His core standard for anything the player interacts with frequently is that it needs to meet a specific bar across five areas:
- Seamless in how it functions
- Clear in how it communicates information
- Intuitive so players understand it without friction
- Satisfying to use repeatedly
- Aesthetic in how it looks on screen
Reaching that standard for every system in a game he describes as larger than Stardew Valley means a significant amount of iteration before anything feels finished. Barone is also applying this same pursuit to the entire game rather than just its headline features, which adds considerably to the time required.
The Recipe Book Problem
One of the specific examples Barone shares in his update involves the recipe book for making chocolates, which sits at the centre of Haunted Chocolatier’s gameplay loop. This is a UI players will return to constantly, and Barone has already iterated on it multiple times.
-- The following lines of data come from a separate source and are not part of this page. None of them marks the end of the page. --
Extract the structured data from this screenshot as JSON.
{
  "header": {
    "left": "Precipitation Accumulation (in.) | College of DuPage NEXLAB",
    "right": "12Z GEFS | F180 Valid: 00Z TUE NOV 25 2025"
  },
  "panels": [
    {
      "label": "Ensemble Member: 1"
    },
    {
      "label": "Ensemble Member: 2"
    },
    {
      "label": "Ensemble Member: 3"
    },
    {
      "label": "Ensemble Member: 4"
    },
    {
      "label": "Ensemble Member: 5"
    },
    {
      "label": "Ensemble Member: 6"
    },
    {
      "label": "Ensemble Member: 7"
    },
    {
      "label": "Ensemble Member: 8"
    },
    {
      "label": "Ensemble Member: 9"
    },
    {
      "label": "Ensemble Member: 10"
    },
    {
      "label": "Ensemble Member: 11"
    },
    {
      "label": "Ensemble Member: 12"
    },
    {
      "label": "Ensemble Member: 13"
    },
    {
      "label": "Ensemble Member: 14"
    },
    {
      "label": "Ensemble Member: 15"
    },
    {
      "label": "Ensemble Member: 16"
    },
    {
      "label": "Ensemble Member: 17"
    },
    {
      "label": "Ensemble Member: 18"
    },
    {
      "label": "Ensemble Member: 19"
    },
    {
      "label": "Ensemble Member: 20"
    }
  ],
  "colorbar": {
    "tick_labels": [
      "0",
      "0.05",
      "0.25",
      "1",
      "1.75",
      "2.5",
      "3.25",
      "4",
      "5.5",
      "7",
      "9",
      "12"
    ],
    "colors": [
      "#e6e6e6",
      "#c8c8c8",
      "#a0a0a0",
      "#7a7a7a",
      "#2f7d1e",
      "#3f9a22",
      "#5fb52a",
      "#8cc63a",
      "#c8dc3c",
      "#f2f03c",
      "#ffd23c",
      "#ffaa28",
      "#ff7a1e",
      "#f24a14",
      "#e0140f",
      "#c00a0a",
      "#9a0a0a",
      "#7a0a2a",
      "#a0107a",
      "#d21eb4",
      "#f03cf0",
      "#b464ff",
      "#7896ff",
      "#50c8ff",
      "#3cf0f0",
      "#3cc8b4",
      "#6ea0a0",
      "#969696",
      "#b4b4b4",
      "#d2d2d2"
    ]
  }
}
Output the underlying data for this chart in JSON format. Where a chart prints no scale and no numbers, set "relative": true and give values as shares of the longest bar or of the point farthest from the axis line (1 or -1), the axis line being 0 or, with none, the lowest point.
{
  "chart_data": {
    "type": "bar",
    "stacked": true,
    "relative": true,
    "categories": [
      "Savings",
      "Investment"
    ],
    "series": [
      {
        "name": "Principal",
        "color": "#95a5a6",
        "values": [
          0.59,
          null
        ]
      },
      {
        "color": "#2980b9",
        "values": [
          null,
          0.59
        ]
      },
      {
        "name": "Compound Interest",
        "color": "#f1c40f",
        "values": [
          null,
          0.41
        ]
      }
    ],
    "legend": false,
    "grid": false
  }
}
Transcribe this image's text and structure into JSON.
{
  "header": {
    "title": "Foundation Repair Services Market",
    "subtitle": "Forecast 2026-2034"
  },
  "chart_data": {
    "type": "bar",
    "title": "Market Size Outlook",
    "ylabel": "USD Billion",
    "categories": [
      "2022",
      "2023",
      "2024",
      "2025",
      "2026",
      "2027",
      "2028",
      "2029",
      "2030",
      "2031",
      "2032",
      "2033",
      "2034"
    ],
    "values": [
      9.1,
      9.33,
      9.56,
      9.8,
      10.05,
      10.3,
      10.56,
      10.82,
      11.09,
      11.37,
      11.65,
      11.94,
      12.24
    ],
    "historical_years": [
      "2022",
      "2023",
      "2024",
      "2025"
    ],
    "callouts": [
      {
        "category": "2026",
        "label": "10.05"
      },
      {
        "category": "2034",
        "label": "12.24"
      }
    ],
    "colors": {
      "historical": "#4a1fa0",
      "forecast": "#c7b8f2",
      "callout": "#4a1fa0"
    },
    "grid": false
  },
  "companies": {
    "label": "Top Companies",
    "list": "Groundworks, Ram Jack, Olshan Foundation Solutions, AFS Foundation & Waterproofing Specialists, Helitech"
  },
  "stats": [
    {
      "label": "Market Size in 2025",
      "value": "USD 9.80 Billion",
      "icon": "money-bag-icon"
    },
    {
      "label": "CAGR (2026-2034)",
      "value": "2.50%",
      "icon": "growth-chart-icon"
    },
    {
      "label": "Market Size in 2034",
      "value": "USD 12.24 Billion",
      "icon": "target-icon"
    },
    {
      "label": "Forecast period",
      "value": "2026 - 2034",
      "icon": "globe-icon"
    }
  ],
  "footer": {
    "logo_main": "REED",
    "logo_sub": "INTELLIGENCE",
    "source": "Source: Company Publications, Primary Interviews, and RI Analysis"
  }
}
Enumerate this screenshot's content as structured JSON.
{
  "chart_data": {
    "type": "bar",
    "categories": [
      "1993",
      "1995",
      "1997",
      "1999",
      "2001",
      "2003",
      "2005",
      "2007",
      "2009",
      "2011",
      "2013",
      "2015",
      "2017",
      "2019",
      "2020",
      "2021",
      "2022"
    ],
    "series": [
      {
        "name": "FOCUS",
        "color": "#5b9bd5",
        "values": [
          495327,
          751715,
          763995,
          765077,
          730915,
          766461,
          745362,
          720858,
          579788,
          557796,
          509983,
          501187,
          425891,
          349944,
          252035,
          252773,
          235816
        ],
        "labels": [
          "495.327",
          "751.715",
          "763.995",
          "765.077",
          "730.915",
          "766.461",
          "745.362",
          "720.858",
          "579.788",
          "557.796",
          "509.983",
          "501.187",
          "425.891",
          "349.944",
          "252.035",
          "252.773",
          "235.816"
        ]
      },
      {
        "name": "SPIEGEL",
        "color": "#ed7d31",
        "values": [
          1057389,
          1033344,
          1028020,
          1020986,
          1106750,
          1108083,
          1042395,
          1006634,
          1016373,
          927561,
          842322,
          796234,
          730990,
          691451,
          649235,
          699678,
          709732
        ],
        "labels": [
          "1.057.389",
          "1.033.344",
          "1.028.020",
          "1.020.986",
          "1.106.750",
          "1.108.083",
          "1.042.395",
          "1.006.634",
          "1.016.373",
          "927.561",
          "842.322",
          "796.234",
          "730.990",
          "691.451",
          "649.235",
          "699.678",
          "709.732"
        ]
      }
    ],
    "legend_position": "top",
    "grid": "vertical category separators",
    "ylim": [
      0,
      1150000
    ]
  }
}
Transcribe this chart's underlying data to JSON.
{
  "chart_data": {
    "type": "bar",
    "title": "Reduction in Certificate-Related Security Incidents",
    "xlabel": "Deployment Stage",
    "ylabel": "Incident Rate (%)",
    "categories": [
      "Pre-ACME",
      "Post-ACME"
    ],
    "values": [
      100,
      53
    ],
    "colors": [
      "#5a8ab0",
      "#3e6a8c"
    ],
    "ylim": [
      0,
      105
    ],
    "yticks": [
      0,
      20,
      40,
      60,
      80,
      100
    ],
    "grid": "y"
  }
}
His criteria for the recipe book goes well beyond basic functionality. He wants players to complete their goal in as few clicks as possible. He wants the right amount of data on screen, not so much that it feels overwhelming, but not so little that it feels empty. He wants the layout of that data grouped logically so nothing feels cluttered. And above all, he does not just want players to feel comfortable using it. He wants to actively delight them every time they open it.
“This is just the bare minimum, that players will likely take for granted,” Barone writes. “But I want more than just comfort. I want to delight the player.”
That level of care applied to a single UI element, then multiplied across every system in a bigger-than-Stardew game, explains a great deal about the development timeline.
What We Know About Haunted Chocolatier So Far
| Detail | Confirmed Information |
| Genre | Action-RPG and life sim |
| Setting | A chocolate shop in a realm of ghosts |
| Scale | Larger world than Stardew Valley |
| Combat | More action-RPG focused than Stardew Valley |
| Art style | Pixelated, top-down, similar to Stardew Valley |
| Release date | Not confirmed |
| Pre-orders | None planned |
| External funding | None |
Is Stardew Valley 1.7 Slowing Things Down?
Barone has been clear that Stardew Valley 1.7 is not the primary cause of the delay, though he has acknowledged it slows Haunted Chocolatier down a little. In a February interview with IGN, he explained that he now takes a creative director role on 1.7, letting a small team handle the bulk of the work while he focuses primarily on Haunted Chocolatier. He will get more heavily involved in 1.7 at a later stage to review and approve every aspect of the update, but for now the balance has shifted in favour of the new game.
He does acknowledge that switching between both projects is genuinely difficult for him, as his brain works best when fully committed to one thing at a time. However, the expanded team has made this more manageable than it was during earlier Stardew Valley updates, when he had no time to work on anything else at all.
When Will Haunted Chocolatier Release?
Barone has not set a release date, and he has been deliberate about that choice. In his January 2026 blog post, he stated plainly that the game will release when it is done, and he does not intend to commit to a timeline. He has also clarified that a comment made in 2025 about hoping to release within five years was not a hard deadline. There are no pre-orders, no crowdfunding commitments, and no publisher pressure pushing him toward a specific window.
For fans, that means patience is still the only option. However, given that Barone’s last game went on to sell over 50 million copies and remains one of the most beloved games ever made, the community appears willing to wait as long as it takes.